Researchers used a new technique called diffusion tensor imaging (DTI) to scan his brain. Additionally state-of-the-art structural and functional neuroimaging techniques were put to use to see what had changed in Wallis's brain.

His brain images were compared with 20 healthy people's brain images as well as that of another patient who had been in an MCS for six years with no sign of recovery.

The first scan was conducted eight months after Wallis uttered his first words. These images revealed that Wallis had suffered severe damage to his white matter, but in one region of his brain there was an increase in tissue bulk. White matter is that part of the brain which transmits information. It contains nerve fibers wrapped in an insulating fatty substance, called myelin.

The information transmitted by white matter is processed by gray matter.

Doctors conducted a second scan on Wallis's brain after 18 months. They found increased white matter in a second area of his brain. This area is associated with movement and co-ordination. Dr Voss said that the increase in white matter here was physically reflected in the improvement shown by Wallis.

Researchers believe that the only explanation is that structures called axons have re-grown. Axons are thin connections that make links between different brain cells. "We are thinking there must be a reason why he came out of the minimally conscious state at some point, and our interpretation is that there was a very slow and ongoing self-healing process in the brain," Dr Voss explained.

Additionally Wallis also started taking some medications like the anti-depressant drug Paxil. Dr Schiff says this could have played a role as well. "I have become more willing to believe over time that that might have played a role," he said. "I kind of doubt that axonal regrowth is the whole story."

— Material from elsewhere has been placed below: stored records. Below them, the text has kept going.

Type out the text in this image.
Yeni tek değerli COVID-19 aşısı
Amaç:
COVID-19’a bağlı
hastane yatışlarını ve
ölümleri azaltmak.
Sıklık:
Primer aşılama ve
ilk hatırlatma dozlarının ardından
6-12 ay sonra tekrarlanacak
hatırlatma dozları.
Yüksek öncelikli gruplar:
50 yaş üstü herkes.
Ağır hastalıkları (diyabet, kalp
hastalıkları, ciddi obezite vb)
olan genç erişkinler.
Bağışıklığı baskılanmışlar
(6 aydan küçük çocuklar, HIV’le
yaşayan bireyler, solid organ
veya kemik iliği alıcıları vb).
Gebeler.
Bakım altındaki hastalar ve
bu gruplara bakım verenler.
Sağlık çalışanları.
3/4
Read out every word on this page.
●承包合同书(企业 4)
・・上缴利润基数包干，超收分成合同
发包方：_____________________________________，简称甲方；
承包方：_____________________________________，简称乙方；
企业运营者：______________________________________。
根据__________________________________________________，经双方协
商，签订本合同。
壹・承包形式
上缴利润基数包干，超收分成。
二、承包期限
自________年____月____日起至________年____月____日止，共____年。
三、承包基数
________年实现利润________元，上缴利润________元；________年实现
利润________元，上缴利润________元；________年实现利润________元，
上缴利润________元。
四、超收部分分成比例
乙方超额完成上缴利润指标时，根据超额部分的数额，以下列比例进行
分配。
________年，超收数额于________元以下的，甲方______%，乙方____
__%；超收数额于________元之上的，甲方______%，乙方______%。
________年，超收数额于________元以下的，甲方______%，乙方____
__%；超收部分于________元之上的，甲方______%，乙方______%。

This case has convinced doctors that there is more to the brain's capacity of self-healing than mere chance. "The first thing is that we have to better understand the self-healing processes and, once we know more about it, then we can think about how to support this process," Voss said.

More patients need to be studied before arriving at any conclusions. But the recovery posted by Wallis must also be accepted, Schiff said. "This happened, and we should adapt to that as a medical reality and rethink the way we are tracking patients and what kind of access patients with severe brain injury have to basic clinical follow up."

Brain Injuries
* A brain injury is defined as a blow or jolt to the head or a penetrating head injury that disrupts the function of the brain, according to the Brain Injury Association of America.

* Around 1.4 million suffer a brain injury in the US each year. Of there
* 50,000 die;
* 235,000 are hospitalized; and
* 1.1 million are treated and released from an emergency department.

* The Centers for Disease Control and Prevention estimates that at least 5.3 million Americans currently have a long-term or lifelong need for help to perform activities of daily living as a result of a head or brain injury.